The personal computer has changed the world, increasing productivity in the same way that the industrial revolution sparked an intense period of economic growth and prosperity.
But when computers stuff up, the consequences can be tragic.
On the streets of Sydney, Police questioned Einpwy Amon, a 14-year-old Sudanese refugee.
The central computer system told the Police the boy was on a court ordered curfew.
So Amon was handcuffed, strip-searched and put it a cell overnight. His mother wasn’t contacted.
In court the next day, he was released because the court computer system showed he was not in breach of his curfew.
This happened three times over two weeks and each time, after spending the night in jail, he was released by the court.
The same policeman detained Amon all three times.
That was in 2010 and advocates for the youths say they are still getting reports of wrong arrests.
The NSW Police Force is now facing a class action for unlawful arrest of youths.
Most spent time in jail, because of the computer stuff up, after minor offences such as travelling on a train without a ticket.
The extent of the problem — just how many youths were arrested on inaccurate information — is not known but lawyers for the youths say it is in the hundreds.
The case is being handled by lawyers Maurice Blackburn and the Public Interest Advocacy Centre.
The computer system used by Police in New South Wales is called COPS (Computer Operational Policing System).
It’s a great tool, used for checking names and whether there are any outstanding warrants against those names.
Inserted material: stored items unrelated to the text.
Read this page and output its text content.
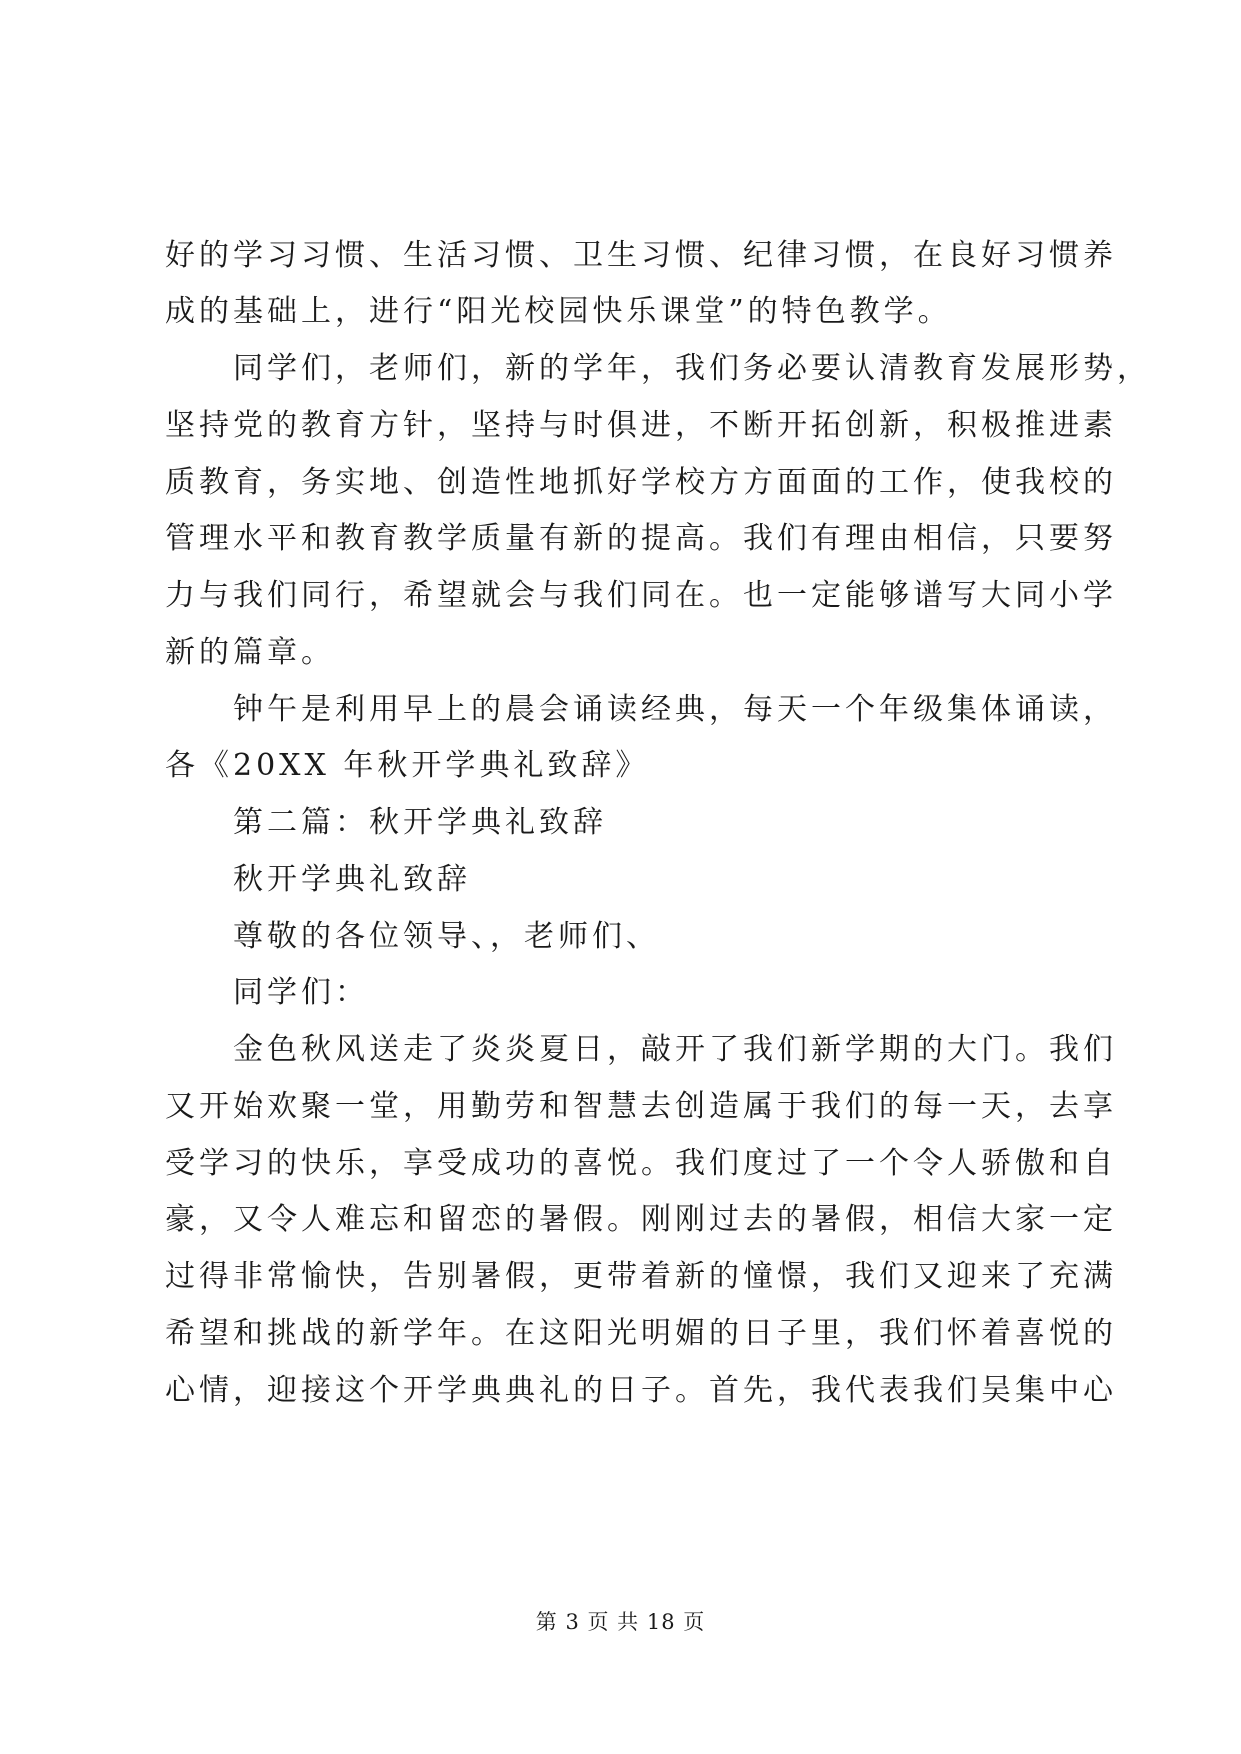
好的学习习惯、生活习惯、卫生习惯、纪律习惯，在良好习惯养
成的基础上，进行“阳光校园快乐课堂”的特色教学。
同学们，老师们，新的学年，我们务必要认清教育发展形势，
坚持党的教育方针，坚持与时俱进，不断开拓创新，积极推进素
质教育，务实地、创造性地抓好学校方方面面的工作，使我校的
管理水平和教育教学质量有新的提高。我们有理由相信，只要努
力与我们同行，希望就会与我们同在。也一定能够谱写大同小学
新的篇章。
钟午是利用早上的晨会诵读经典，每天一个年级集体诵读，
各《20XX 年秋开学典礼致辞》
第二篇：秋开学典礼致辞
秋开学典礼致辞
尊敬的各位领导、，老师们、
同学们：
金色秋风送走了炎炎夏日，敲开了我们新学期的大门。我们
又开始欢聚一堂，用勤劳和智慧去创造属于我们的每一天，去享
受学习的快乐，享受成功的喜悦。我们度过了一个令人骄傲和自
豪，又令人难忘和留恋的暑假。刚刚过去的暑假，相信大家一定
过得非常愉快，告别暑假，更带着新的憧憬，我们又迎来了充满
希望和挑战的新学年。在这阳光明媚的日子里，我们怀着喜悦的
心情，迎接这个开学典典礼的日子。首先，我代表我们吴集中心
第 3 页 共 18 页
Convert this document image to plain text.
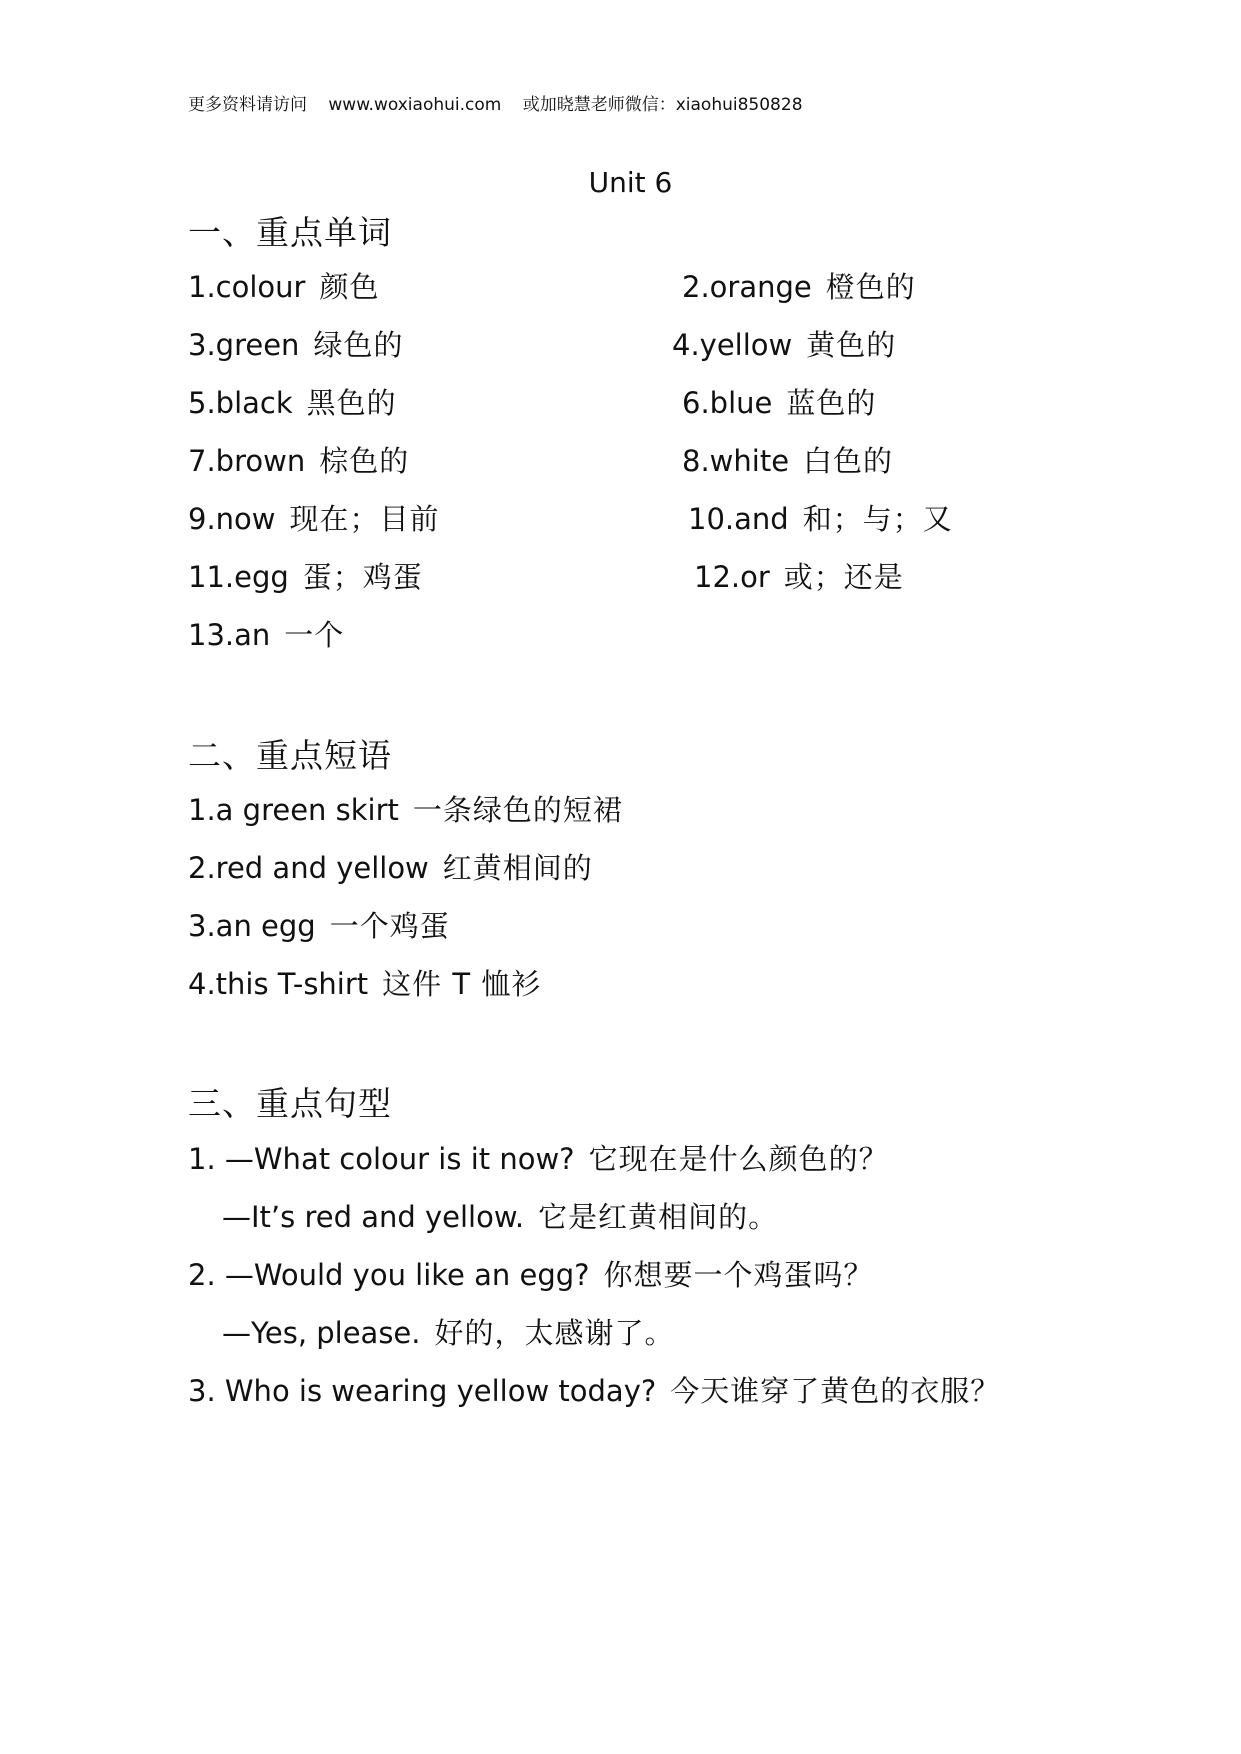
更多资料请访问 www.woxiaohui.com 或加晓慧老师微信：xiaohui850828
Unit 6
一、重点单词
1.colour 颜色	2.orange 橙色的
3.green 绿色的	4.yellow 黄色的
5.black 黑色的	6.blue 蓝色的
7.brown 棕色的	8.white 白色的
9.now 现在；目前	10.and 和；与；又
11.egg 蛋；鸡蛋	12.or 或；还是
13.an 一个
二、重点短语
1.a green skirt 一条绿色的短裙
2.red and yellow 红黄相间的
3.an egg 一个鸡蛋
4.this T-shirt 这件 T 恤衫
三、重点句型
1. —What colour is it now? 它现在是什么颜色的？
—It’s red and yellow. 它是红黄相间的。
2. —Would you like an egg? 你想要一个鸡蛋吗？
—Yes, please. 好的，太感谢了。
3. Who is wearing yellow today? 今天谁穿了黄色的衣服？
The system also tells whether there’s a court curfew order against a young person, someone under 18 years of age.
That’s where it came unstuck. When the courts would remove or vary a curfew order, the COPS system didn’t update from the Justicelink system.
Why the two systems have trouble isn’t known. It is known that Justicelink cost around $56 million.
“For many years, we have been calling on the NSW Police to fix their computer system and compensate the victims,” says Edward Santow, the head of the Pubic Interest Advocacy Centre in Sydney.
“This injustice is traumatic for the young people involved. But it can also fuel animosity and mistrust between young people and the police, and that is bad for the whole community.”
He says many of those wrongly arrested identify as aboriginal and people whose first language isn’t English.
The COPS system, a 15-year-old DOS mainframe, was upgraded in 2011 and renamed WebCOPS.
The class action is now proceeding in the NSW Supreme Court.